What is the relationship of an ear to an eye to a mustache to a pipe? What is the thing that the attributes are structured around? What is the spatial connection between the bowl of a pipe and a stem? Can anything be understood in isolation? The cubist poet, the fragmented man painted by Picasso, is an exploration of relationships, cohesion and meaning.
One can make out a forehead on the top of the painting. The hair is swept backward with the fine lines of an oiled and combed black hair that belonged to the Parisian in a café. Moving one’s eye downward one is quickly thrown splashes of a nose, an eye closed and contemplative, another eye, the other side of the nose, an ear, a lock of hair, a pipe stem, a mustache, a pipe bowl without any smoke, another mustache.

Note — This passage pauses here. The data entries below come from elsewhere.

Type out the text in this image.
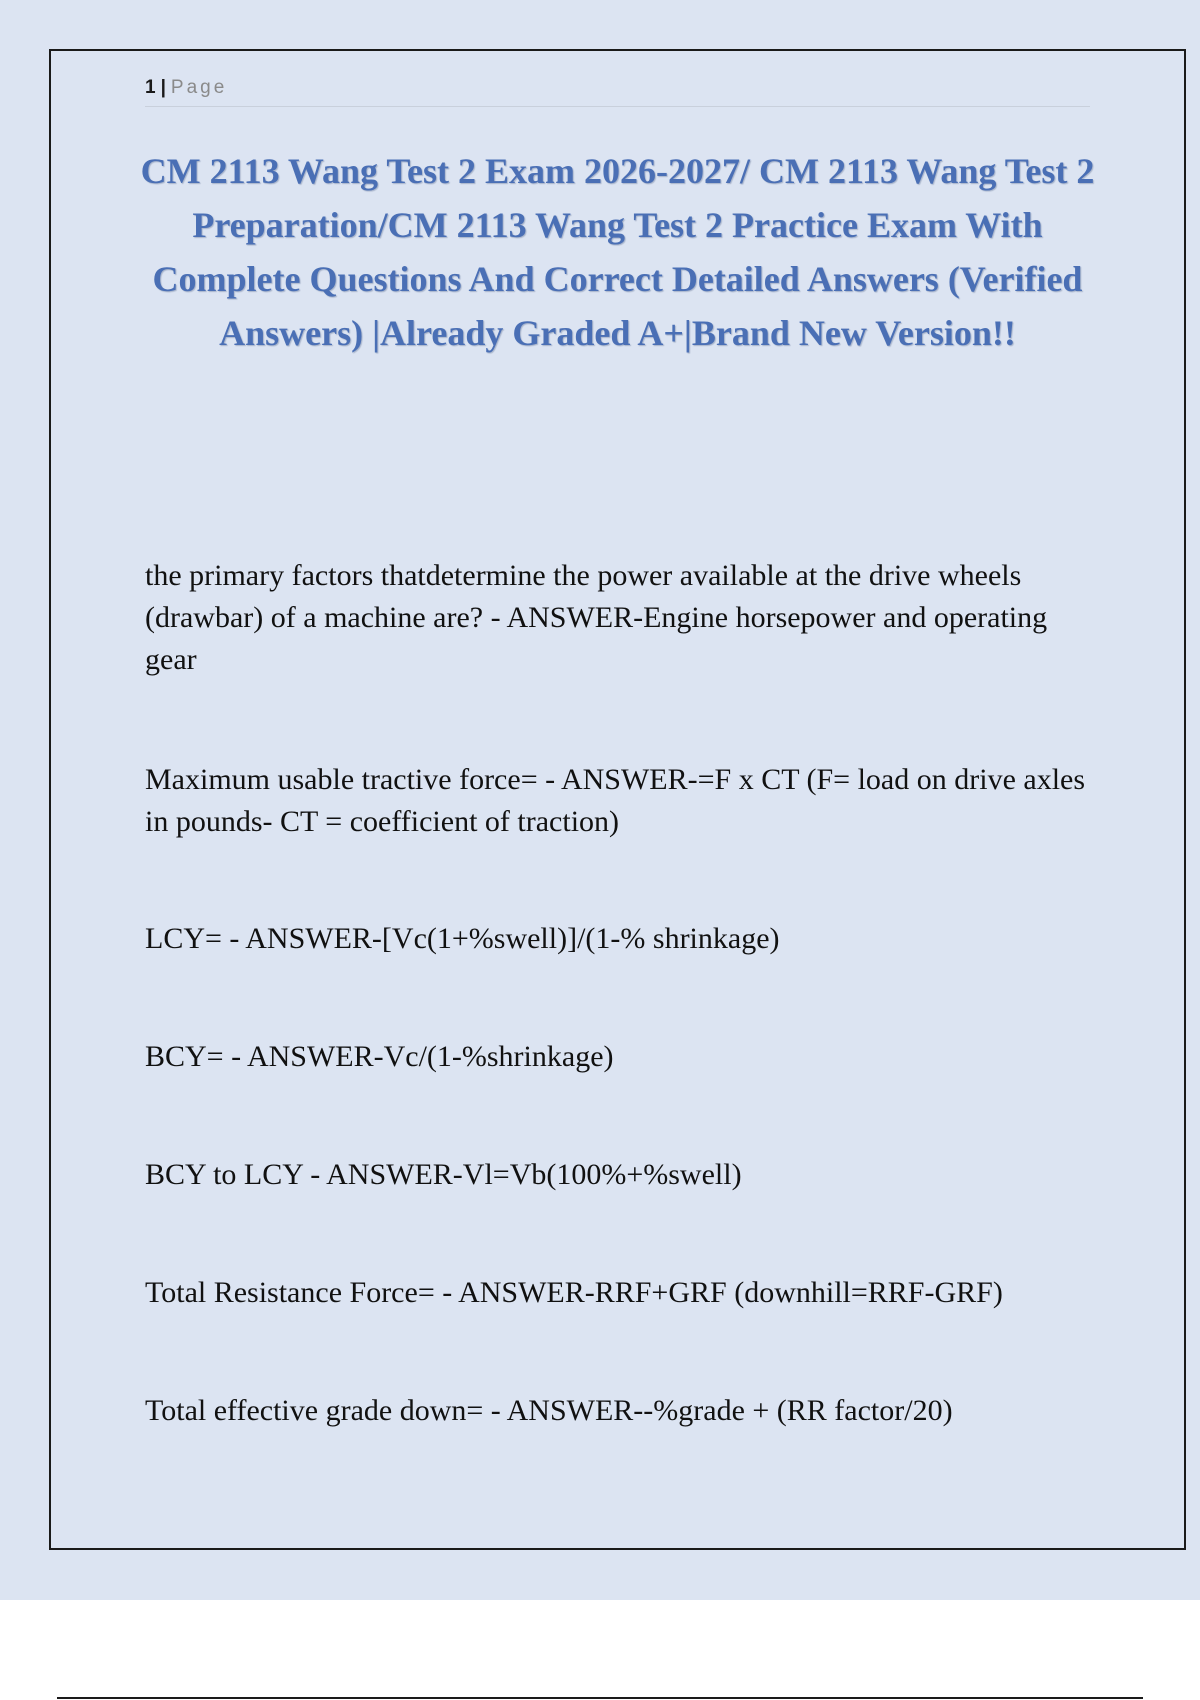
1 | Page
CM 2113 Wang Test 2 Exam 2026-2027/ CM 2113 Wang Test 2 Preparation/CM 2113 Wang Test 2 Practice Exam With Complete Questions And Correct Detailed Answers (Verified Answers) |Already Graded A+|Brand New Version!!

the primary factors thatdetermine the power available at the drive wheels (drawbar) of a machine are? - ANSWER-Engine horsepower and operating gear

Maximum usable tractive force= - ANSWER-=F x CT (F= load on drive axles in pounds- CT = coefficient of traction)

LCY= - ANSWER-[Vc(1+%swell)]/(1-% shrinkage)

BCY= - ANSWER-Vc/(1-%shrinkage)

BCY to LCY - ANSWER-Vl=Vb(100%+%swell)

Total Resistance Force= - ANSWER-RRF+GRF (downhill=RRF-GRF)

Total effective grade down= - ANSWER--%grade + (RR factor/20)
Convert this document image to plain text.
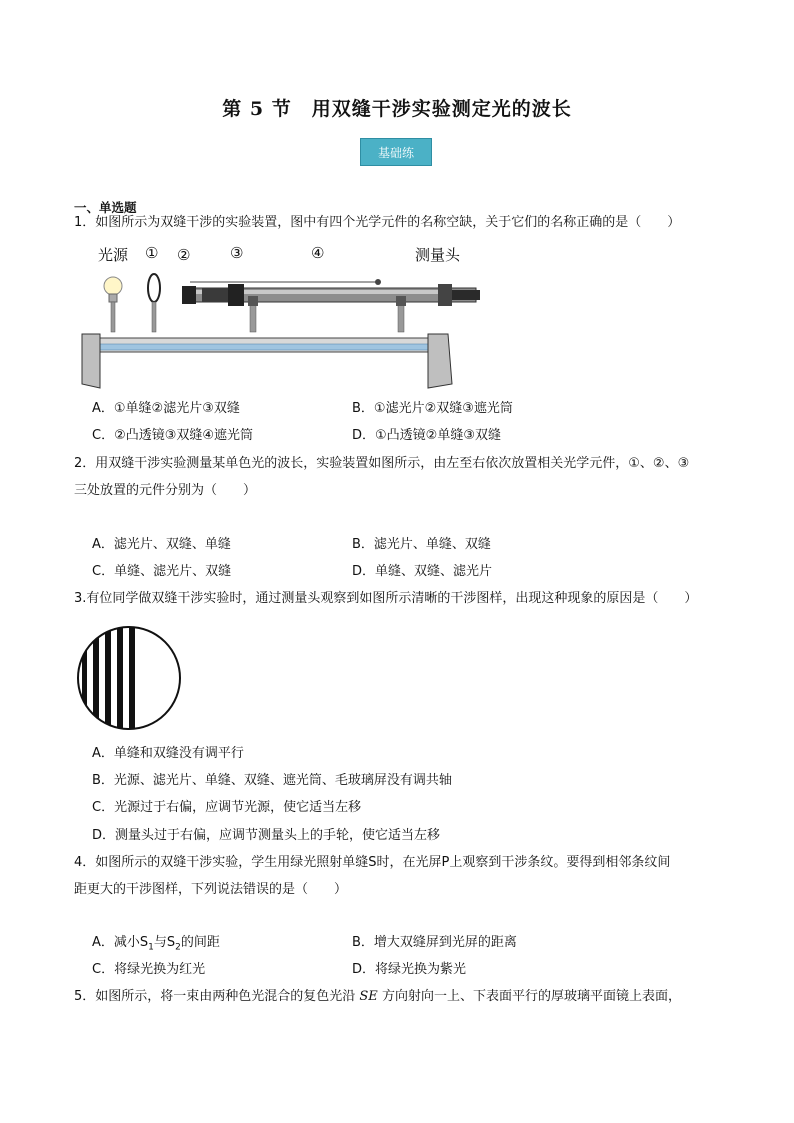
第 5 节　用双缝干涉实验测定光的波长
基础练
一、单选题
1．如图所示为双缝干涉的实验装置，图中有四个光学元件的名称空缺，关于它们的名称正确的是（　　）
光源 ① ②	③	④	测量头
A．①单缝②滤光片③双缝	B．①滤光片②双缝③遮光筒
C．②凸透镜③双缝④遮光筒	D．①凸透镜②单缝③双缝
2．用双缝干涉实验测量某单色光的波长，实验装置如图所示，由左至右依次放置相关光学元件，①、②、③
三处放置的元件分别为（　　）
A．滤光片、双缝、单缝	B．滤光片、单缝、双缝
C．单缝、滤光片、双缝	D．单缝、双缝、滤光片
3.有位同学做双缝干涉实验时，通过测量头观察到如图所示清晰的干涉图样，出现这种现象的原因是（　　）
A．单缝和双缝没有调平行
B．光源、滤光片、单缝、双缝、遮光筒、毛玻璃屏没有调共轴
C．光源过于右偏，应调节光源，使它适当左移
D．测量头过于右偏，应调节测量头上的手轮，使它适当左移
4．如图所示的双缝干涉实验，学生用绿光照射单缝S时，在光屏P上观察到干涉条纹。要得到相邻条纹间
距更大的干涉图样，下列说法错误的是（　　）
A．减小$S_1$与$S_2$的间距	B．增大双缝屏到光屏的距离
C．将绿光换为红光	D．将绿光换为紫光
5．如图所示，将一束由两种色光混合的复色光沿 SE 方向射向一上、下表面平行的厚玻璃平面镜上表面，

And then we feel the man. We see the attributes and feel the emotion with those closed eyes and the unlit pipe and the muted earthy tones of the shades of brown. We experience his attributes—disconnected and given in a collection of isolated objects—and we feel the thing and the being.
The painting is of cubes, yet we see a man and a certain type of man and we know there is a relationship between this cube and that. He is a poet and we can feel his poetry even though cohesion of objects, and thus meaning, seems to be lost.
But the connection may not be what we once thought. Now we must ask what a man is if his ear is not rooted to his jaw. Is he still a man? Where we have assumed being and connected cohesion and meaning we now must question them.
One sees the fragments and attempts to connect them, explaining them by their world, by our world. Can anything be understood in isolation? If we seek to know the pipe of the poet, then we attempt to place it into a context. We ask about its use, its spatial relationship, its value, its role. The pipe can be understood if we understand tobacco, if we know of men and fire and smoke. If we explain the pipe we explain the world in which it has its being.
We see this man, cubed and fragmented, and we know something of who he is and of his contemplation and of his poetry.
We seek to take the piece offered us and attached them to the world, find the manifestation of meaning and the narrative about this being.